The executive director of the British Chamber of Commerce in Japan has been recognised at this year’s Scottish Samurai Awards.
Lori Henderson, from Dundee, was given the Order of the Scottish Samurai Shogun 2018 award in the British Embassy in Tokyo.
Lori was presented with the accolade by Lord Charles Bruce, honourable patron of the Japan Society of Scotland, and Ronnie Watt OBE, a Scottish master of Shotakan karate.
Several gongs were given out at the ceremony, with Lori’s award being in the ‘Shogun’ category.
The Scottish Samurai Shogun Award recognises an individual who has made a pre-eminent contribution in any area of activity, whether it is locally, nationally, or internationally, and where the work of the recipient will be recognised as both inspirational and significant, as well as demonstrating sustained commitment and leadership.
Lori was chosen for this year’s accolade for services to relations between Scotland and Japan.
As part of the award, she was given a diploma, a next insignia and a medal.
Lori, who grew up in the Mill O’ Mains and Downfield areas of Dundee, said: “It just so happened to fall on my 39th birthday.
“It was a real honour to receive these medals. One was almost Olympic size.
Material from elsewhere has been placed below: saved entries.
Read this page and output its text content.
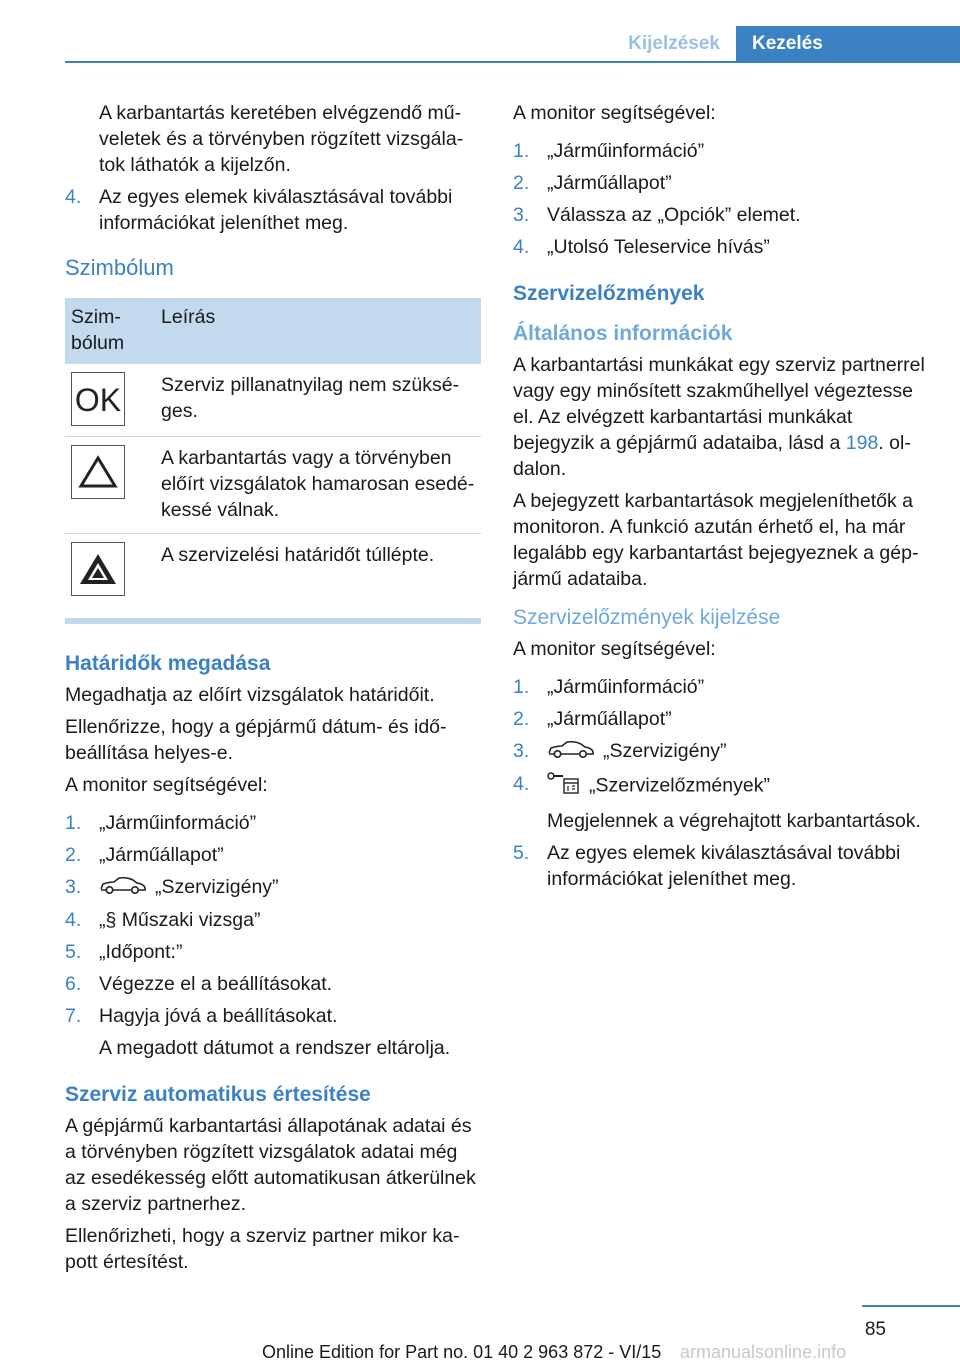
Kijelzések	Kezelés

A karbantartás keretében elvégzendő műveletek és a törvényben rögzített vizsgálatok láthatók a kijelzőn.

4. Az egyes elemek kiválasztásával további információkat jeleníthet meg.
Szimbólum
Szimbólum	Leírás

OK	Szerviz pillanatnyilag nem szükséges.

	A karbantartás vagy a törvényben előírt vizsgálatok hamarosan esedékessé válnak.

	A szervizelési határidőt túllépte.
Határidők megadása

Megadhatja az előírt vizsgálatok határidőit.

Ellenőrizze, hogy a gépjármű dátum- és időbeállítása helyes-e.

A monitor segítségével:

1. „Járműinformáció”
2. „Járműállapot”
3.	„Szervizigény”
4. „§ Műszaki vizsga”
5. „Időpont:”
6. Végezze el a beállításokat.
7. Hagyja jóvá a beállításokat.

A megadott dátumot a rendszer eltárolja.

Szerviz automatikus értesítése

A gépjármű karbantartási állapotának adatai és a törvényben rögzített vizsgálatok adatai még az esedékesség előtt automatikusan átkerülnek a szerviz partnerhez.

Ellenőrizheti, hogy a szerviz partner mikor kapott értesítést.

A monitor segítségével:

1. „Járműinformáció”
2. „Járműállapot”
3. Válassza az „Opciók” elemet.
4. „Utolsó Teleservice hívás”
Szervizelőzmények
Általános információk

A karbantartási munkákat egy szerviz partnerrel vagy egy minősített szakműhellyel végeztesse el. Az elvégzett karbantartási munkákat bejegyzik a gépjármű adataiba, lásd a 198. oldalon.

A bejegyzett karbantartások megjeleníthetők a monitoron. A funkció azután érhető el, ha már legalább egy karbantartást bejegyeznek a gépjármű adataiba.

Szervizelőzmények kijelzése

A monitor segítségével:

1. „Járműinformáció”
2. „Járműállapot”
3.	„Szervizigény”
4.	„Szervizelőzmények”

Megjelennek a végrehajtott karbantartások.

5. Az egyes elemek kiválasztásával további információkat jeleníthet meg.
85
Online Edition for Part no. 01 40 2 963 872 - VI/15 armanualsonline.info
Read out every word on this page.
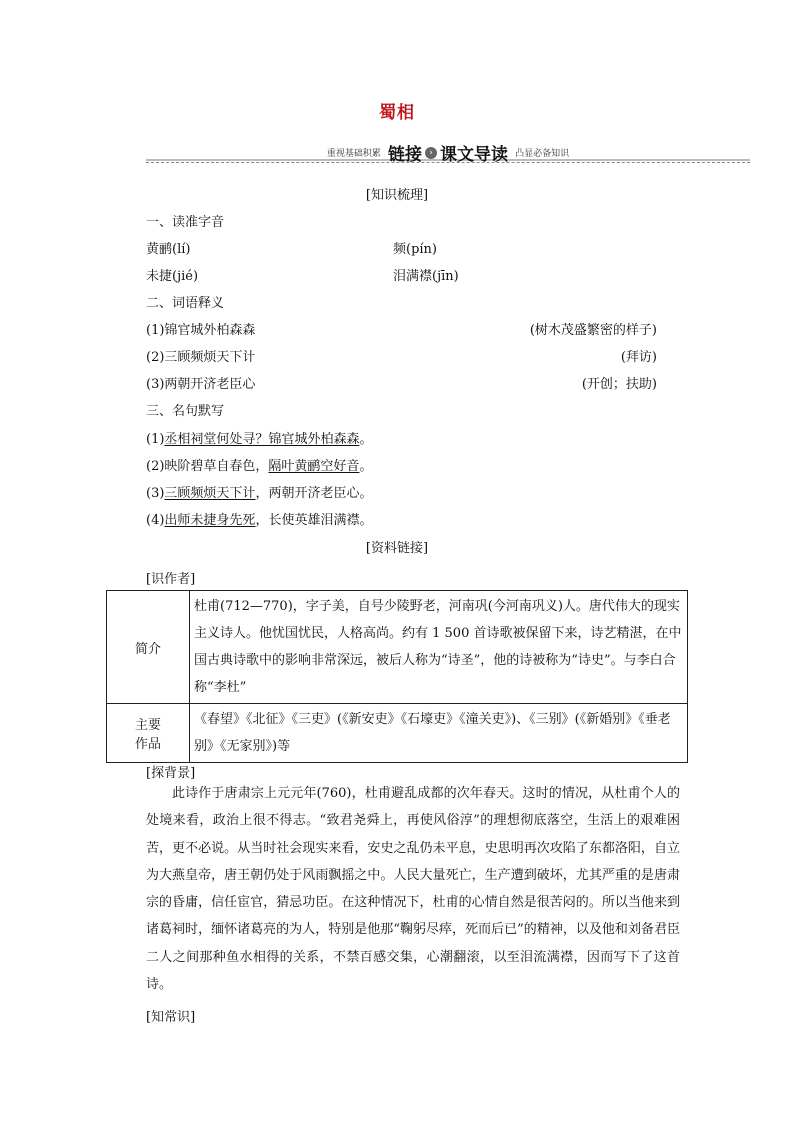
蜀相
重视基础积累 链接 › 课文导读 凸显必备知识
[知识梳理]
一、读准字音
黄鹂(lí)	频(pín)
未捷(jié)	泪满襟(jīn)
二、词语释义
(1)锦官城外柏森森	(树木茂盛繁密的样子)
(2)三顾频烦天下计	(拜访)
(3)两朝开济老臣心	(开创；扶助)
三、名句默写
(1)丞相祠堂何处寻？锦官城外柏森森。
(2)映阶碧草自春色，隔叶黄鹂空好音。
(3)三顾频烦天下计，两朝开济老臣心。
(4)出师未捷身先死，长使英雄泪满襟。
[资料链接]
[识作者]
简介	杜甫(712—770)，字子美，自号少陵野老，河南巩(今河南巩义)人。唐代伟大的现实主义诗人。他忧国忧民，人格高尚。约有 1 500 首诗歌被保留下来，诗艺精湛，在中国古典诗歌中的影响非常深远，被后人称为“诗圣”，他的诗被称为“诗史”。与李白合称“李杜”

主要
作品	《春望》《北征》《三吏》(《新安吏》《石壕吏》《潼关吏》)、《三别》(《新婚别》《垂老别》《无家别》)等
[探背景]
此诗作于唐肃宗上元元年(760)，杜甫避乱成都的次年春天。这时的情况，从杜甫个人的处境来看，政治上很不得志。“致君尧舜上，再使风俗淳”的理想彻底落空，生活上的艰难困苦，更不必说。从当时社会现实来看，安史之乱仍未平息，史思明再次攻陷了东都洛阳，自立为大燕皇帝，唐王朝仍处于风雨飘摇之中。人民大量死亡，生产遭到破坏，尤其严重的是唐肃宗的昏庸，信任宦官，猜忌功臣。在这种情况下，杜甫的心情自然是很苦闷的。所以当他来到诸葛祠时，缅怀诸葛亮的为人，特别是他那“鞠躬尽瘁，死而后已”的精神，以及他和刘备君臣二人之间那种鱼水相得的关系，不禁百感交集，心潮翻滚，以至泪流满襟，因而写下了这首诗。
[知常识]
There was a smaller one that can hang from your lapel – a dinky little one that you can wear more discreetly to official events.
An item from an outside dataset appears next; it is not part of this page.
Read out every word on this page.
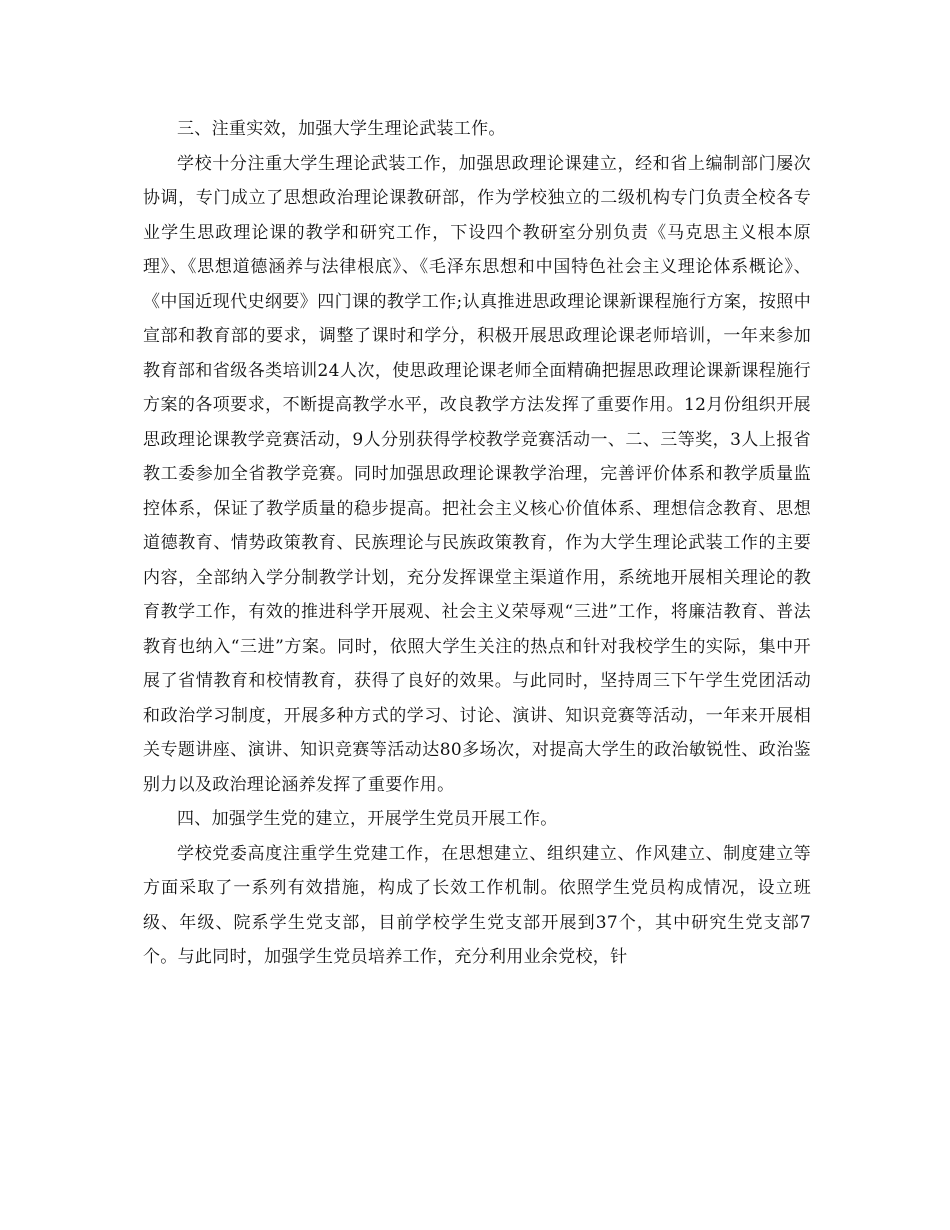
三、注重实效，加强大学生理论武装工作。

学校十分注重大学生理论武装工作，加强思政理论课建立，经和省上编制部门屡次协调，专门成立了思想政治理论课教研部，作为学校独立的二级机构专门负责全校各专业学生思政理论课的教学和研究工作，下设四个教研室分别负责《马克思主义根本原理》、《思想道德涵养与法律根底》、《毛泽东思想和中国特色社会主义理论体系概论》、《中国近现代史纲要》四门课的教学工作;认真推进思政理论课新课程施行方案，按照中宣部和教育部的要求，调整了课时和学分，积极开展思政理论课老师培训，一年来参加教育部和省级各类培训24人次，使思政理论课老师全面精确把握思政理论课新课程施行方案的各项要求，不断提高教学水平，改良教学方法发挥了重要作用。12月份组织开展思政理论课教学竞赛活动，9人分别获得学校教学竞赛活动一、二、三等奖，3人上报省教工委参加全省教学竞赛。同时加强思政理论课教学治理，完善评价体系和教学质量监控体系，保证了教学质量的稳步提高。把社会主义核心价值体系、理想信念教育、思想道德教育、情势政策教育、民族理论与民族政策教育，作为大学生理论武装工作的主要内容，全部纳入学分制教学计划，充分发挥课堂主渠道作用，系统地开展相关理论的教育教学工作，有效的推进科学开展观、社会主义荣辱观“三进”工作，将廉洁教育、普法教育也纳入“三进”方案。同时，依照大学生关注的热点和针对我校学生的实际，集中开展了省情教育和校情教育，获得了良好的效果。与此同时，坚持周三下午学生党团活动和政治学习制度，开展多种方式的学习、讨论、演讲、知识竞赛等活动，一年来开展相关专题讲座、演讲、知识竞赛等活动达80多场次，对提高大学生的政治敏锐性、政治鉴别力以及政治理论涵养发挥了重要作用。

四、加强学生党的建立，开展学生党员开展工作。

学校党委高度注重学生党建工作，在思想建立、组织建立、作风建立、制度建立等方面采取了一系列有效措施，构成了长效工作机制。依照学生党员构成情况，设立班级、年级、院系学生党支部，目前学校学生党支部开展到37个，其中研究生党支部7个。与此同时，加强学生党员培养工作，充分利用业余党校，针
“Being given an honour that specifically links Japan and Scotland was a real treat.
“During the opening ceremony, Dundee was mentioned specifically for the new V&A museum, and architect Kengo Kuma, who is in charge of the Tokyo 2020 Olympic stadium, just up the road from where we live in Tokyo.
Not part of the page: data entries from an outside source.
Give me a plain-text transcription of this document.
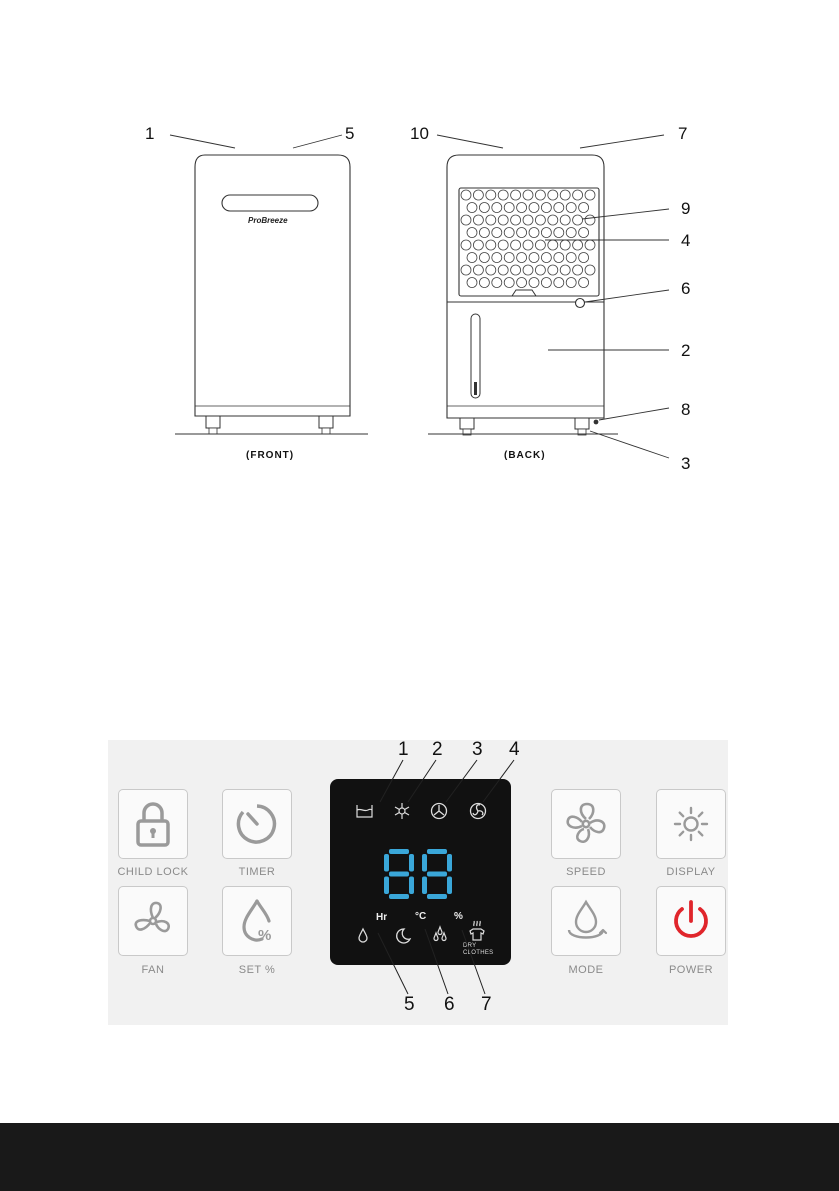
ProBreeze
1	5	10	7
9
4
6
2
8
3
(FRONT)	(BACK)
CHILD LOCK	TIMER
FAN
%
SET %
SPEED	DISPLAY
MODE	POWER
Hr	°C	%
DRY
CLOTHES
1 2 3 4
5 6 7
“It makes you quite proud when your two ‘hometowns’ are linked in this way.
“In my day job I promote the UK as a whole, but I always strive to bring Scottish interests to the fore.
“But they did not mention a specific achievement.”
Lori has been living in Japan since 2003, originally landing there for a gap year to teach English, but she “forgot to leave” after falling in love with the country.
She has been in her current role for eight years.
Each year previous award winners nominate those they believe to be worthy recipients. A committee then selects a winner for each category.
Previous winners at the award ceremony include television star Joanna Lumley.
The awards were set up in honour of Thomas Glover, who is often referred to as the father of Japan’s modern railways, and the “first Scottish samurai”.